"La nouvelle législature italienne ne devrait pas durer"

Luca Silipo, économiste chez Ixis, estime que le gouvernement issu de l'étroite victoire du centre gauche de Romano Prodi dans les élections législatives italiennes manquera terriblement de marges de manoeuvre. Ce qui pose des questions sur sa viabilité, tandis que la note souveraine de l'Italie pourrait de nouveau être dégradée.

latribune.fr - Vous attendiez-vous à un tel dénouement?

Luca Silipo - Tout le monde anticipait une victoire ferme du centre gauche. Mais en raison d'une campagne électorale désastreuse, Romano Prodi n'a obtenu qu'une courte majorité dans les deux Chambres du parlement, particulièrement au Sénat où sa coalition dispose de deux sièges d'avance seulement pour gouverner. Et c'est sans tenir compte des sept sénateurs à vie qui brouillent encore plus les cartes.

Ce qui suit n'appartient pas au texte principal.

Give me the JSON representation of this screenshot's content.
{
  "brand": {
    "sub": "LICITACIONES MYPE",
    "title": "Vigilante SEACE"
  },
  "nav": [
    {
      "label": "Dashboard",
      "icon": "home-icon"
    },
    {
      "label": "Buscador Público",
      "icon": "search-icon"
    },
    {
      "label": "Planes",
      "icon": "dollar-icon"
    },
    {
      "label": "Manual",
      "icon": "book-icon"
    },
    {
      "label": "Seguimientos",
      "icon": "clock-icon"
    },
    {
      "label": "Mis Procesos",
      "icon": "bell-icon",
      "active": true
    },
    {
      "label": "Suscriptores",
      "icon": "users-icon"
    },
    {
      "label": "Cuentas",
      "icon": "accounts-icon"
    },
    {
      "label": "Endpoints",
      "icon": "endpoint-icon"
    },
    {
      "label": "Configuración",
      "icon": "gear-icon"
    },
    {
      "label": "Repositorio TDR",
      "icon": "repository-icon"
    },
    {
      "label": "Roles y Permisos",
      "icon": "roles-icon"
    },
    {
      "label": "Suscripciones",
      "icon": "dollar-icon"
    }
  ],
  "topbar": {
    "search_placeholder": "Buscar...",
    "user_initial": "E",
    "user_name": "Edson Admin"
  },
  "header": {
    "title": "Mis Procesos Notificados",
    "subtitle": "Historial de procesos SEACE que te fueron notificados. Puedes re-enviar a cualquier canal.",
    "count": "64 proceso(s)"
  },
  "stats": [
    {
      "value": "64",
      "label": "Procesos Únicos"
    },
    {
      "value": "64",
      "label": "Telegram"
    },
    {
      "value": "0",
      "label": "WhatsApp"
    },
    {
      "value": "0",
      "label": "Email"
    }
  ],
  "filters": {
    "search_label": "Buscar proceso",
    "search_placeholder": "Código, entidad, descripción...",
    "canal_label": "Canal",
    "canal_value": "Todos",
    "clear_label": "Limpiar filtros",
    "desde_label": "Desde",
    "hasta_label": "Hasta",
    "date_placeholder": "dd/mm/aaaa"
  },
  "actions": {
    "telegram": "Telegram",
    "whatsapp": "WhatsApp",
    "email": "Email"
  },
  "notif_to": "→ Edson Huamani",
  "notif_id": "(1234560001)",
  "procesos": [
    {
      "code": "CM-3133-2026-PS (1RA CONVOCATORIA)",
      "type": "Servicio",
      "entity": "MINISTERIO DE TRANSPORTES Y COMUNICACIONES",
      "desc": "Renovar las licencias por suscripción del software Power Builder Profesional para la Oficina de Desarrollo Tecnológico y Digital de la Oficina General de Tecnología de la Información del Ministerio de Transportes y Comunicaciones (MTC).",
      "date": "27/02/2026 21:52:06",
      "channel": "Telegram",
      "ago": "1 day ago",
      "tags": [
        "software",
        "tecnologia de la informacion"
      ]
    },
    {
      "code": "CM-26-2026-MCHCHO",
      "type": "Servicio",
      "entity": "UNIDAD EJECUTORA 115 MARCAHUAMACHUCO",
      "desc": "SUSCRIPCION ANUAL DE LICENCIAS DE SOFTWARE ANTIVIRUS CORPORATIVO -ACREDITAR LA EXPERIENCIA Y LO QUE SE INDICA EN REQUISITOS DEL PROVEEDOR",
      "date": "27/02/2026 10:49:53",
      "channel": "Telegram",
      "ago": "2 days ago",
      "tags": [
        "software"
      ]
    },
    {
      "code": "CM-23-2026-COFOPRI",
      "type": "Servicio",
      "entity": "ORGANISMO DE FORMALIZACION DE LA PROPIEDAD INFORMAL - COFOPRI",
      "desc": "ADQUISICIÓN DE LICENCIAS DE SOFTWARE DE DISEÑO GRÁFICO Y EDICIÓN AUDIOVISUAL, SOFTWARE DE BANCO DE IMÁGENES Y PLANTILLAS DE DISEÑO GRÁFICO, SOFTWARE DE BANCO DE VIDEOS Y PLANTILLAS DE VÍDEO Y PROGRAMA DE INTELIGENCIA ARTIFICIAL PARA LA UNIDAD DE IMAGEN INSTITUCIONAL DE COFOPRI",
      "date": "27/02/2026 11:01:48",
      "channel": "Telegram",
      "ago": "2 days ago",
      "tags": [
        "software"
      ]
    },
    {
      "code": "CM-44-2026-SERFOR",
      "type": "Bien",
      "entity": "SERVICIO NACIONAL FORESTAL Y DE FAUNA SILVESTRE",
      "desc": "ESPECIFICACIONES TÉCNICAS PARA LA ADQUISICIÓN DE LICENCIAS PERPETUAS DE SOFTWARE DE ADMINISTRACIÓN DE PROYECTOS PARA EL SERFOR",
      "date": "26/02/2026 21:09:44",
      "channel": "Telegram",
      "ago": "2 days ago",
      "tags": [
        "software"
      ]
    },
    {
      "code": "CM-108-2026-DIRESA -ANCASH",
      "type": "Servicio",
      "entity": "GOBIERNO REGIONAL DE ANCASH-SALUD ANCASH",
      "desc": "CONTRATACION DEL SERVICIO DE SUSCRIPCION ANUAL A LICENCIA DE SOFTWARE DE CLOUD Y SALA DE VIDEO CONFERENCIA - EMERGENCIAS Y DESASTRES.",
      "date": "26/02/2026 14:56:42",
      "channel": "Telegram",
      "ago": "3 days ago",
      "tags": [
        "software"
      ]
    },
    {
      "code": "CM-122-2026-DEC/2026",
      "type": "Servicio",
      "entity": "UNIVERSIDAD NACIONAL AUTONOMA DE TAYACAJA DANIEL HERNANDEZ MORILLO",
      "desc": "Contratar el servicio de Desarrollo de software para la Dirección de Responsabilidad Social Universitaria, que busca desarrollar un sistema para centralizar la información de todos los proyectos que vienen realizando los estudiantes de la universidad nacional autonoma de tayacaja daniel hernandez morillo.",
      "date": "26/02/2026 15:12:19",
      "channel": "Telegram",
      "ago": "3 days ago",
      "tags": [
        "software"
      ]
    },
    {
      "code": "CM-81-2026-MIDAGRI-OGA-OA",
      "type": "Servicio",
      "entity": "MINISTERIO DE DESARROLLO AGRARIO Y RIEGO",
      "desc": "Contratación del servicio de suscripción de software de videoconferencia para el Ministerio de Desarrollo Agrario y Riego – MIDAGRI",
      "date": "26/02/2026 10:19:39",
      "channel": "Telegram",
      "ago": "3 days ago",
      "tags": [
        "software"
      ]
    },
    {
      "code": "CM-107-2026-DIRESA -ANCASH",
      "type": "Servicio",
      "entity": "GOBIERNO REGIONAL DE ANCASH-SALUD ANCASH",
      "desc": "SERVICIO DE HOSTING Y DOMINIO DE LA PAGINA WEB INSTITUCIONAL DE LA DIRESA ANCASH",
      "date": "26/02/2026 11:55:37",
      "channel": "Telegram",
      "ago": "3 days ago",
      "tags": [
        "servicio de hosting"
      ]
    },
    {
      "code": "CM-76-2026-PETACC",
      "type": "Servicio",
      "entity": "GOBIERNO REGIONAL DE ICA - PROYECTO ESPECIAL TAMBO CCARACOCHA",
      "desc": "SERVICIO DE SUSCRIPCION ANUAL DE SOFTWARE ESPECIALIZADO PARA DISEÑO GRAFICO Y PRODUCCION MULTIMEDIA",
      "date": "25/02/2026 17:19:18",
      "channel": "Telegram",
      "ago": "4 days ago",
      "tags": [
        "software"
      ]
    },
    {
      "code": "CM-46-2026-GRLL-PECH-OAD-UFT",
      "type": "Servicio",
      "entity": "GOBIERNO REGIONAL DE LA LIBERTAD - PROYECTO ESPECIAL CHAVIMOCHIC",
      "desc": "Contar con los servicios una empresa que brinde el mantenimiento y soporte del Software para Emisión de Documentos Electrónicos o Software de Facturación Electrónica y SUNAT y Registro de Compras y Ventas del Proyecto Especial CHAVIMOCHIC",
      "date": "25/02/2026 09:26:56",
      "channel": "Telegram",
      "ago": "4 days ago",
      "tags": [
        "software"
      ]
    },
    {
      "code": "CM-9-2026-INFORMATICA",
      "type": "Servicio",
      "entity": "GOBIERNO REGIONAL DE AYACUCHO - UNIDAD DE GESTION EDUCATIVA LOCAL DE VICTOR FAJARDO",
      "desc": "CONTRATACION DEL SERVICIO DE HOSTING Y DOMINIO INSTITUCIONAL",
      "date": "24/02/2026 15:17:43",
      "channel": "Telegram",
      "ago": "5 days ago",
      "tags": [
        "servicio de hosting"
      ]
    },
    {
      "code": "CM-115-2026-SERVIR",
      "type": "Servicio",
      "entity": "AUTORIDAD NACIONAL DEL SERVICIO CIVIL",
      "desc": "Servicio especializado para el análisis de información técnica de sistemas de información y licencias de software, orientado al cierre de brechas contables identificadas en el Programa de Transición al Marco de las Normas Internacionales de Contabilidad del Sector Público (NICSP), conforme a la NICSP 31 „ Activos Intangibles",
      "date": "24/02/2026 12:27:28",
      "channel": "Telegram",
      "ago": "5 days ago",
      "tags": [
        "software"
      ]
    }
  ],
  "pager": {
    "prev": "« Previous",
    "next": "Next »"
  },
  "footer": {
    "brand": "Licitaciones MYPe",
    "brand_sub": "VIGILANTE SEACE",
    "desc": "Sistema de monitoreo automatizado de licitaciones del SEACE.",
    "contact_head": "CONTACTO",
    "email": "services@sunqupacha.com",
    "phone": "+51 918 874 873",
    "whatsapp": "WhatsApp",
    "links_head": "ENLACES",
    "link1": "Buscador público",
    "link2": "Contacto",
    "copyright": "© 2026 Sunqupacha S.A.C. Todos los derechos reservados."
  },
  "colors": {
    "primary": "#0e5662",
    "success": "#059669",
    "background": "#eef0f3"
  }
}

La coalition de l'ancien président de la Commission européenne est-elle suffisamment unie pour faire passer des lois?

Le succès de l'aile la plus radicale comme le Parti de Refondation communiste renforce la nécessité d'une solidarité entre les partis de gauche pour pouvoir gouverner. Seule l'hostilité à l'encontre de Berlusconi peut favoriser cette cohésion. Or ce dernier devrait rester à la tête de la coalition de droite, ce qui était loin d'être acquis il y a quinze jours, lorsque les sondages créditaient le parti de centre gauche de quatre points d'avance. Il y a quatre mois, ce sont même huit points de plus qui étaient prévus.

C'est donc un quasi-succès pour Berlusconi?

Malgré cette mort annoncée, Berlusconi a accompli l'exploit de ne pas perdre son leadership. Surtout, la partie septentrionale du pays, la plus riche et la plus productive, lui est restée majoritairement fidèle. De quoi rendre la tâche de Romano Prodi encore plus ardue. Paradoxalement, ce dernier a été élu grâce aux votes des Italiens résidant à l'étranger autorisé par la nouvelle loi électorale qu'il avait vivement critiquée. Mieux encore, grâce à la "prime" (elle aussi âprement critiquée par le Centre Gauche lors de sa promulgation) que la nouvelle loi électorale octroie à la coalition gagnante, un mince avantage à la sortie des urnes lui a permis d'obtenir une majorité d'une soixantaine de sièges à la Chambre.

La situation est-elle viable?

Tout porte à croire que cette législature ne durera pas son temps naturel. Elle pourrait dans le meilleur des cas déboucher sur un renouvellement de la classe politique. Les nouveaux leaders, incarnés par exemple par Walter Vetroni et Pier Ferdinando Casini respectivement pour les partis de centre gauche et centre droit, constitueraient une énième chance de restaurer l'image politique de l'Italie. En attendant, avec seulement 25.224 voix d'écart entre les deux coalitions, Berlusconi exige un nouveau décompte des voix. Jamais une élection nationale n'a été aussi contestée.

Le jour des résultats, l'indice phare de la Bourse de Milan a chuté de 1,85%, quel peut être l'impact de ces élections sur les marchés?

Les actifs obligataires et les marchés d'actions italiens devraient faire moins bien que dans le reste de l'Europe. La probabilité que Standard & Poors dégrade une nouvelle fois la note souveraine de l'Italie a significativement augmenté avec ces élections. Avec un endettement public de 108,2% du PIB en 2005 et un déficit budgétaire à 4,1% du PIB, qui a dépassé le seuil de tolérance de la Banque centrale européenne de 3% pour la troisième année consécutive, l'assainissement des finances publiques ne peut plus tarder. Actuellement à AA- chez S&P et à AA chez Fitch, et déjà sous perspective négative pour les deux agences, les notes de l'Italie pourraient ainsi prochainement être reléguées entre celles du Portugal (pour l'instant au même niveau que l'Italie) et de la Grèce (A chez S&P et Fitch).